OBD/AWS IoT-Script als Service – Quick and Dirty

Im letzten Beitrag haben wir ein Python-Script vorgestellt, mit dem Daten von einem ELM327-kompatiblen OBD-Interface und einer USB-GPS-Maus über einen Raspberry Pi zum AWS IoT Core hochgeladen werden. Nachteil der Lösung ist, dass das Script noch manuell gestartet werden muss – und im Auto sind häufig weder Tastatur und Monitor verfügbar noch hat man die Zeit, vor dem losfahren erst Scripte zu starten.

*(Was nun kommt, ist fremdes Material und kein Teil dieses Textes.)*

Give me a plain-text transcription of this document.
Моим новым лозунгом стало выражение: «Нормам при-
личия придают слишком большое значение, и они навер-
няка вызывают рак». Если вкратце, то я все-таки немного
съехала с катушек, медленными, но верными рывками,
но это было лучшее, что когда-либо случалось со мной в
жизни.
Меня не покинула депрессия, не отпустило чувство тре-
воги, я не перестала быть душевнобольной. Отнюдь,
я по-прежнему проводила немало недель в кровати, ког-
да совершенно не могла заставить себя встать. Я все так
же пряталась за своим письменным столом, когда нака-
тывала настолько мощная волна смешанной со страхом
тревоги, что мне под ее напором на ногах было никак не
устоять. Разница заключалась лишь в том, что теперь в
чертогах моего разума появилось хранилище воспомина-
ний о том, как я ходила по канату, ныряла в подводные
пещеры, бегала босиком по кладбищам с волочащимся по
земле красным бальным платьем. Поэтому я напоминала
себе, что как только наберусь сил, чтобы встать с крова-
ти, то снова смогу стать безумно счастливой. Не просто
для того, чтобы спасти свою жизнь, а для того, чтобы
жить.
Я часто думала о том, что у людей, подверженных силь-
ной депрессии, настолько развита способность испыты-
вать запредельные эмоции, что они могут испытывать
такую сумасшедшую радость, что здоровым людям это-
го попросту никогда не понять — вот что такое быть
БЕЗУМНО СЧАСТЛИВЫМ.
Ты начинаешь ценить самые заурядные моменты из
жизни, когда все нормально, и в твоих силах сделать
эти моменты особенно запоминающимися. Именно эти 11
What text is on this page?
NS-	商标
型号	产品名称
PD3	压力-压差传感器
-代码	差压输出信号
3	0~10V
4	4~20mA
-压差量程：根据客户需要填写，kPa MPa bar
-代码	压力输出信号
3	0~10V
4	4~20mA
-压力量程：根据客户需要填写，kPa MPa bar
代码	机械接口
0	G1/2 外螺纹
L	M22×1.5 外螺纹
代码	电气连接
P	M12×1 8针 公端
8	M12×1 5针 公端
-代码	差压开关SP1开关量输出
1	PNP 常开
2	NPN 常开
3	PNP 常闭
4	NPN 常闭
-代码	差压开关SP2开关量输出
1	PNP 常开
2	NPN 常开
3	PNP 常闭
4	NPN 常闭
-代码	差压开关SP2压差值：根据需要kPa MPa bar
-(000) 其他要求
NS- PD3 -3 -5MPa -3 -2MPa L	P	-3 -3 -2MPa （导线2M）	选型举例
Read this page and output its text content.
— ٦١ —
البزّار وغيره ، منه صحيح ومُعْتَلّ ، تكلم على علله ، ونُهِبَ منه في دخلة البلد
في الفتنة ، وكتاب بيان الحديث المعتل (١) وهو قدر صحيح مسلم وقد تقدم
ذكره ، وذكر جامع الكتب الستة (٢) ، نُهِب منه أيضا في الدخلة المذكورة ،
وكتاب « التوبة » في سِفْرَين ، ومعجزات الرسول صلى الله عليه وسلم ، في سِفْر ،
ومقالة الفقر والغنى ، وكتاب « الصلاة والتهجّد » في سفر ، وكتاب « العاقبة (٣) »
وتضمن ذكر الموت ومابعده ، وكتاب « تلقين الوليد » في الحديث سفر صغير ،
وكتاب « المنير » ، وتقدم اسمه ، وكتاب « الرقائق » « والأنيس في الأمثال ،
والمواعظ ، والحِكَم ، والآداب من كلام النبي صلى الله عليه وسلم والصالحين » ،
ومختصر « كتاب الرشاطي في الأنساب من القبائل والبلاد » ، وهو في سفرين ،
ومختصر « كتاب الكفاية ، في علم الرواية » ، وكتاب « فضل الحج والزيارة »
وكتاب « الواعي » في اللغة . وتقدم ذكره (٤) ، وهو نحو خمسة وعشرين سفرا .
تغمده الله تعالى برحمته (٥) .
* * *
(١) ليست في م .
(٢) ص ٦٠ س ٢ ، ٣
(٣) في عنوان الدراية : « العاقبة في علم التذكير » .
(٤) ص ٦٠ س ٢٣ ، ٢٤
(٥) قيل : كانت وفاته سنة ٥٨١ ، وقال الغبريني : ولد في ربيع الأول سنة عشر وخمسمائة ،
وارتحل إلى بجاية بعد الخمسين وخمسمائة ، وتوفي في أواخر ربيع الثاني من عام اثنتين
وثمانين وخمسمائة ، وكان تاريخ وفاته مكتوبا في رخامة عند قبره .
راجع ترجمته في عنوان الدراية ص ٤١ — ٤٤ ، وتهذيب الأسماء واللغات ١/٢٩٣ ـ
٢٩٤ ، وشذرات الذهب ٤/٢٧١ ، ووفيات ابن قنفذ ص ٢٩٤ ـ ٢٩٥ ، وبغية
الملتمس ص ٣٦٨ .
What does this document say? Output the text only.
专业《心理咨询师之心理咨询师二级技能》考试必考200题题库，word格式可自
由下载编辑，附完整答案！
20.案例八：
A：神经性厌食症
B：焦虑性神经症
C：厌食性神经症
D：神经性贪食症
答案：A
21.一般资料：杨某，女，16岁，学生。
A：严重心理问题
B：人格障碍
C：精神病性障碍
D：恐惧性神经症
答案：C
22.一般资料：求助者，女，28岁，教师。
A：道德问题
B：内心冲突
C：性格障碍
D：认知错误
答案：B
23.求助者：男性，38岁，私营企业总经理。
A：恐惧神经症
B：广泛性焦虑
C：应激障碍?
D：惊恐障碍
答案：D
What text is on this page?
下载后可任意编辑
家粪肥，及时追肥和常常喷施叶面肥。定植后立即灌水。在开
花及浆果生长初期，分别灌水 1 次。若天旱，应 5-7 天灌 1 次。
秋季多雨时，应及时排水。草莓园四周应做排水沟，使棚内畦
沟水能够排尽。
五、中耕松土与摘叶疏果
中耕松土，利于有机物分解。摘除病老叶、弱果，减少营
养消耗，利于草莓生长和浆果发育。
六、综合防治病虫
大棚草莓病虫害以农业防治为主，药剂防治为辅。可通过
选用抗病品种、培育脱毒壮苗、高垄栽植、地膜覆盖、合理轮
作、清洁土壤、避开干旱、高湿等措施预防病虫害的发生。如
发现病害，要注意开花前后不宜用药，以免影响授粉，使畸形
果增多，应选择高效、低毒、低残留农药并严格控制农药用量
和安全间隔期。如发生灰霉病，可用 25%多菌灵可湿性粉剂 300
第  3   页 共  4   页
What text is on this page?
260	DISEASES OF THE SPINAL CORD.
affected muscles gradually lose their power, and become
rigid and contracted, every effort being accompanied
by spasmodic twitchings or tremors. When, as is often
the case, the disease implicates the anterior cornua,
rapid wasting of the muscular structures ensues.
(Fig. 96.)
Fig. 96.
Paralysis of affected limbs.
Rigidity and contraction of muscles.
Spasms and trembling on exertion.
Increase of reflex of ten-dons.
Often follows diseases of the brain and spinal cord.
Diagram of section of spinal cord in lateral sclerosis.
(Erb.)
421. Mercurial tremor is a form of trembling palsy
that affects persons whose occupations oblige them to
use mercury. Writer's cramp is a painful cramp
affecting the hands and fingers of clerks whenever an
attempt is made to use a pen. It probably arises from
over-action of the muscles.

Praktischer wäre es also, wenn der Raspberry Pi nach dem Starten des Fahrzeugs automatisch hochfährt und sich dem mit AWS IoT Core verbindet. Ein normales raspbian muss man zudem vor dem Ausschalten herunter fahren, da die SD-Karte sonst früher oder später kaputt geht. Mit Hilfe des von Adafruit vorgestellten Read-Only-Raspbian lässt sich auch dies verhindern.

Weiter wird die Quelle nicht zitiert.